IF you have your money in the bank in a cash or term deposit account, the Government has got you covered for $250,000 per account per bank.
What if you are the lucky owner of more than $250,000? All you need to do is find a second Authorised Deposit-taking Institution and a second guarantee will apply under the Australian Government’s Financial Claims Scheme.
Incidentally, this scheme started in 2012. Before that time the guarantee was $1 million, which proves that not everything goes up.
But the predecessor to the Financial Claims Scheme only started in 2008.
Before that time, the fall-out from bank collapses (and falsely rumoured bank collapses) were handled by the Reserve Bank and state governments, and in some cases banks simply collapsed.
The Financial Claims Scheme is there for when things go really wrong, but so far the Financial Claims Scheme has been long-term unemployed.
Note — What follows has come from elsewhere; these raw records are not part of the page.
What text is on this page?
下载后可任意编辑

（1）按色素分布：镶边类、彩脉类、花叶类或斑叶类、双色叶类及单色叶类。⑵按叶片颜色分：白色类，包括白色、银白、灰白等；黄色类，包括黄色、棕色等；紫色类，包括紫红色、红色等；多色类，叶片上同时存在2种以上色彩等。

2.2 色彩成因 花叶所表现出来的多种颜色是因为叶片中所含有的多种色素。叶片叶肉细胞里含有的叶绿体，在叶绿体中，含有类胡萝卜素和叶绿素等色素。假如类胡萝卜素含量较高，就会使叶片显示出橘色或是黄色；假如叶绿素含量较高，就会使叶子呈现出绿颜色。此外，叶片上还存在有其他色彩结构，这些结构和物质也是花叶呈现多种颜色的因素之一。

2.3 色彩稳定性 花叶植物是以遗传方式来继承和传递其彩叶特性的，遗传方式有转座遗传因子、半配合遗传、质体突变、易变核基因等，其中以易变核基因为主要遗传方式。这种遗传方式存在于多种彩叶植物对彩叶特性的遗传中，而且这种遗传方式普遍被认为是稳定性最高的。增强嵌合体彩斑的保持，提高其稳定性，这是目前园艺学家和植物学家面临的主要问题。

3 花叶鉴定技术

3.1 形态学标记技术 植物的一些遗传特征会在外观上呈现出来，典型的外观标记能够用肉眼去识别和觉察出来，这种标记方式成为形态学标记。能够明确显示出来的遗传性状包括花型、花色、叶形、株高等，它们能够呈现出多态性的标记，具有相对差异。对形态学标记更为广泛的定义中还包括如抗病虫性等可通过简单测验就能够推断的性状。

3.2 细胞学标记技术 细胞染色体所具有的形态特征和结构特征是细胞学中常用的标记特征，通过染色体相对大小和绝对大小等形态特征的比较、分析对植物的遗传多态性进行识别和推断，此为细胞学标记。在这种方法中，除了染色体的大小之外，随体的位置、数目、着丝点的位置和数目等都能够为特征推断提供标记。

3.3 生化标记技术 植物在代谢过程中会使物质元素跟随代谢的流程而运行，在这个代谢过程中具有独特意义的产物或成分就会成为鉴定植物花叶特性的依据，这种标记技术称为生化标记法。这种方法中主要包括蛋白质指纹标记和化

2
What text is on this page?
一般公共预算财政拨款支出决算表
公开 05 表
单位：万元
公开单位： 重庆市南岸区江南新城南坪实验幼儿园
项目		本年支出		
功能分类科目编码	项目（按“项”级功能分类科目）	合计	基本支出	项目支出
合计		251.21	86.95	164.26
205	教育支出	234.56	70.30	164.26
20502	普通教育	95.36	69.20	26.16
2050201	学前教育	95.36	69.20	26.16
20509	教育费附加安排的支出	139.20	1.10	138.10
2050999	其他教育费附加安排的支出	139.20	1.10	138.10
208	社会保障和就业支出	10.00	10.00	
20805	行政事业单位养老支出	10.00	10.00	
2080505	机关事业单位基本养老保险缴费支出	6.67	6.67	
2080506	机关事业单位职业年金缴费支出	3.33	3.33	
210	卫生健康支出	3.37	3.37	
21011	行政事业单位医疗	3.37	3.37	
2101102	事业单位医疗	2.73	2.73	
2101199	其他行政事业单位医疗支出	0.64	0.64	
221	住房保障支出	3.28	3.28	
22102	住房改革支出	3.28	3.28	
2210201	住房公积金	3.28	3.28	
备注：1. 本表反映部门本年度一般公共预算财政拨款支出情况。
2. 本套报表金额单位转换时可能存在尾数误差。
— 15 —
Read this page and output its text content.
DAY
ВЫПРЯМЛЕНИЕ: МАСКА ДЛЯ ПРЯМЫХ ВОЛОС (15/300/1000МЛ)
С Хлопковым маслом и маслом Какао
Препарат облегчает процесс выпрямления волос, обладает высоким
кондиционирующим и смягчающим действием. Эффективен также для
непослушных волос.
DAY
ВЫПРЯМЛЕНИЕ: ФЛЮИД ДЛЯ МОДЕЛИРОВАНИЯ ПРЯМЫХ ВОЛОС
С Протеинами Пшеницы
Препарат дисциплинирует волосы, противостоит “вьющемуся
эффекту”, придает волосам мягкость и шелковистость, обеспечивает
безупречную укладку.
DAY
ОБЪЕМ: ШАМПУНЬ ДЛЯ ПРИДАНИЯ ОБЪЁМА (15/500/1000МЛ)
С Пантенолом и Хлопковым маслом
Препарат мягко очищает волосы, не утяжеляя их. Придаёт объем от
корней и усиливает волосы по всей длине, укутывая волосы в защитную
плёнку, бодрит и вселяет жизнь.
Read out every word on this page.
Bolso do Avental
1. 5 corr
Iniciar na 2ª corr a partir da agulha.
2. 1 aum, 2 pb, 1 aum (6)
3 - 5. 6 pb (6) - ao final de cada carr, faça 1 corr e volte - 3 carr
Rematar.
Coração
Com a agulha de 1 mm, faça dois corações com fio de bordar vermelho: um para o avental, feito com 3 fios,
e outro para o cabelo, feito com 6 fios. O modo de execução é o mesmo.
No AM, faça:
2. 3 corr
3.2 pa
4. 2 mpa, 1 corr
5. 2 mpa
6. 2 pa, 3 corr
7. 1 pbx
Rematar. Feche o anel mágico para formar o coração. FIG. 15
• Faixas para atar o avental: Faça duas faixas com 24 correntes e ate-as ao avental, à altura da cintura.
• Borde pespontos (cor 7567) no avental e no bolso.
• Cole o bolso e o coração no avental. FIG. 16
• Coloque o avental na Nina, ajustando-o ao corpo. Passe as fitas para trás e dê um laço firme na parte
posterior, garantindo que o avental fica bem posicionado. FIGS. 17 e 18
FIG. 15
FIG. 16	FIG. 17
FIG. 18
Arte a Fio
Let’s hope it stays that way.
This does not mean banks don’t get into trouble.
Recently, two banks, Volt and Xinja, decided to give back their banking licences. You may never have heard of these two banks. They were so-called neo-banks.
Neobanks offer apps, software and other technologies to streamline mobile and online banking. ‘Neo’ means ‘new’. Neobanks are start-ups and don’t have branches. They’re online and that’s it.
Volt collapsed because it could not entice enough people with enough money to deposit with them, so they could not write the loans they committed to making. So they gave up.
Volt Bank is giving back all its 5,730 customers their deposits, which totalled $107 million. A remaining 441 low-balance accounts were transferred to another bank as per regulation.
Any financial losses at Volt will not cost the Government, i.e. taxpayers, a cent.
The other new neobank which is now history is Xinja. Xinja failed in part because it started taking deposits before it made loans. That meant it had to pay interest to customers before it was generating income.
This is just the other way around from Volt’s collapse, which made loans but then couldn’t find the money to lend out.
Fortunately, neither neobank’s failure has led to any claims on the federal government’s Financial Claims Scheme.
There used to be five neobanks, now there is just one: Judo Bank, listed on the stock exchange in November last year at $2.26 a share, but which has recently been trading as low as $1.20.
Volt and Xinja are out of the game, the two other neobanks, 86 400 (what a catchy name!) and Up were bought out by two old banks, the National Australia Bank and the Bendigo and Adelaide Bank, who were after the proprietary technology used by these start-ups.
As mentioned, Judo Bank is still going and offers term deposit rates of 3.65 per cent annually and 4 per cent for two years. Those rates still beat the old banks, but would your money be safe?
On its website, Judo Bank answers that question by pointing out up to $250,000 of your money is covered by the Financial Claims Scheme.
So, yes, your money is safe.
Banking regulator APRA agrees but does seem a bit worried, though. Apparently, APRA has received a dozen or so new neobank licence applications. While it called one of the neobank collapses a “successful failure” (because all deposits were returned and the Financial Claims Scheme didn’t have to part with any of its hard-earned), APRA’s deputy chairman John Lonsdale went on the record to say: “We are going to make a few changes to how we think about [bank] licensing.”
Included in those “changes” will be a “robust resolution plan”, that is, a plan for the safe return of deposits to minimise any call on the government’s deposit guarantee.
You are not the only one who wants to make sure your money is safe.
The Government wants to make sure its money is safe, too.